Jean-Paul Betbeze : La conjoncture ne nous dit pas tout. Nous pouvons espérer en zone euro de la compréhension de la Banque Centrale Européenne ou des différents Trésors Nationaux en matière de déficits. Mais ceci n’est évidemment pas de nature à répondre à la profondeur des problèmes que la guerre d’Ukraine, la tension américano-chinoise et, partout, la montée des problèmes économiques, sociaux et politiques, révèlent.
Les conséquences concrètes, c’est qu’il faudra dire la vérité sur le nouveau monde qui s’ouvre. Cette attitude est bien différente de la naïveté que nous avons eue en pensant que commercer, échanger, faisait  évidemment progresser tous les partenaires, mais en oubliant les dépendances ainsi créées. Cette naïveté apparait aujourd’hui au grand jour et, quand on sous-estime aussi les coûts et les difficultés de la transition écologique, on voit que nous n’en sommes pas encore sortis.

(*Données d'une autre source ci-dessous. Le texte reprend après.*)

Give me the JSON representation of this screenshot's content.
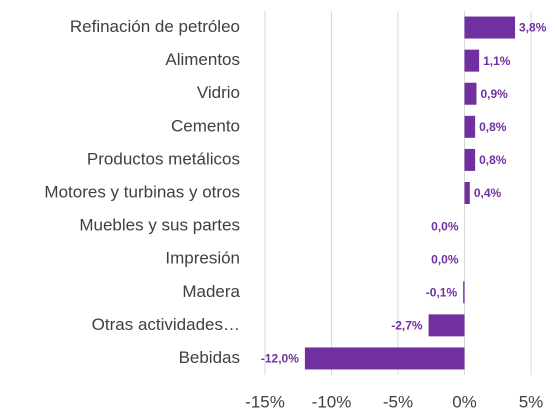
{
  "chart_data": {
    "type": "bar",
    "orientation": "horizontal",
    "categories": [
      "Refinación de petróleo",
      "Alimentos",
      "Vidrio",
      "Cemento",
      "Productos metálicos",
      "Motores y turbinas y otros",
      "Muebles y sus partes",
      "Impresión",
      "Madera",
      "Otras actividades…",
      "Bebidas"
    ],
    "values": [
      3.8,
      1.1,
      0.9,
      0.8,
      0.8,
      0.4,
      0.0,
      0.0,
      -0.1,
      -2.7,
      -12.0
    ],
    "value_labels": [
      "3,8%",
      "1,1%",
      "0,9%",
      "0,8%",
      "0,8%",
      "0,4%",
      "0,0%",
      "0,0%",
      "-0,1%",
      "-2,7%",
      "-12,0%"
    ],
    "color": "#7030a0",
    "xlim": [
      -15,
      5
    ],
    "xticks": [
      {
        "value": -15,
        "label": "-15%"
      },
      {
        "value": -10,
        "label": "-10%"
      },
      {
        "value": -5,
        "label": "-5%"
      },
      {
        "value": 0,
        "label": "0%"
      },
      {
        "value": 5,
        "label": "5%"
      }
    ],
    "grid": true
  }
}
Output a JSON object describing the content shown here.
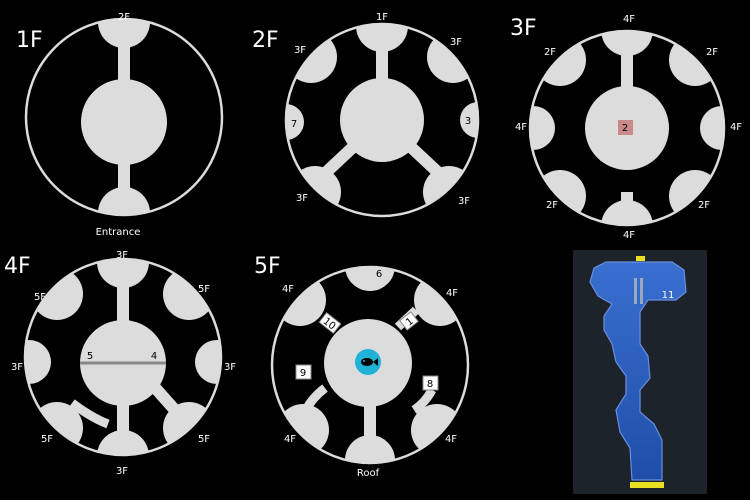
{
  "floors": {
    "f1": {
      "title": "1F",
      "top_label": "2F",
      "bottom_label": "Entrance"
    },
    "f2": {
      "title": "2F",
      "top": "1F",
      "upper_left": "3F",
      "upper_right": "3F",
      "left": "7",
      "right": "3",
      "lower_left": "3F",
      "lower_right": "3F"
    },
    "f3": {
      "title": "3F",
      "top": "4F",
      "upper_left": "2F",
      "upper_right": "2F",
      "left": "4F",
      "right": "4F",
      "lower_left": "2F",
      "lower_right": "2F",
      "bottom": "4F",
      "center_marker": "2"
    },
    "f4": {
      "title": "4F",
      "top": "3F",
      "upper_left": "5F",
      "upper_right": "5F",
      "left": "3F",
      "right": "3F",
      "lower_left": "5F",
      "lower_right": "5F",
      "bottom": "3F",
      "marker_left": "5",
      "marker_right": "4"
    },
    "f5": {
      "title": "5F",
      "top_room": "6",
      "upper_left": "4F",
      "upper_right": "4F",
      "lower_left": "4F",
      "lower_right": "4F",
      "bottom": "Roof",
      "marker_10": "10",
      "marker_1": "1",
      "marker_9": "9",
      "marker_8": "8"
    }
  },
  "minimap": {
    "label": "11"
  },
  "colors": {
    "room": "#dcdcdc",
    "marker_red": "#c98a8a",
    "fish_ring": "#1fb3d8",
    "minimap_blue": "#2a5fc0",
    "exit_yellow": "#e8e020"
  },
  "icons": {
    "fish": "fish-icon"
  }
}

Tout ceci conduit à faire un environnement plus compliqué et tendu avec des investissements importants en matériel et en formation, des mises au rebut et des prises de risques, tout ceci impliquant une inflation qui dépassera les 2% qui sont, de ce point de vue là, datés.

Pour sortir d’affaire, il faudra donc que les Banques Centrales reconnaissent que leur objectif est aujourd’hui plutôt de 4%, même si elles continuent à dire, prudemment, qu’elles dépasseront 2%… pendant plusieurs années ! Pour sortir de la naïveté, rien de tel que la vérité.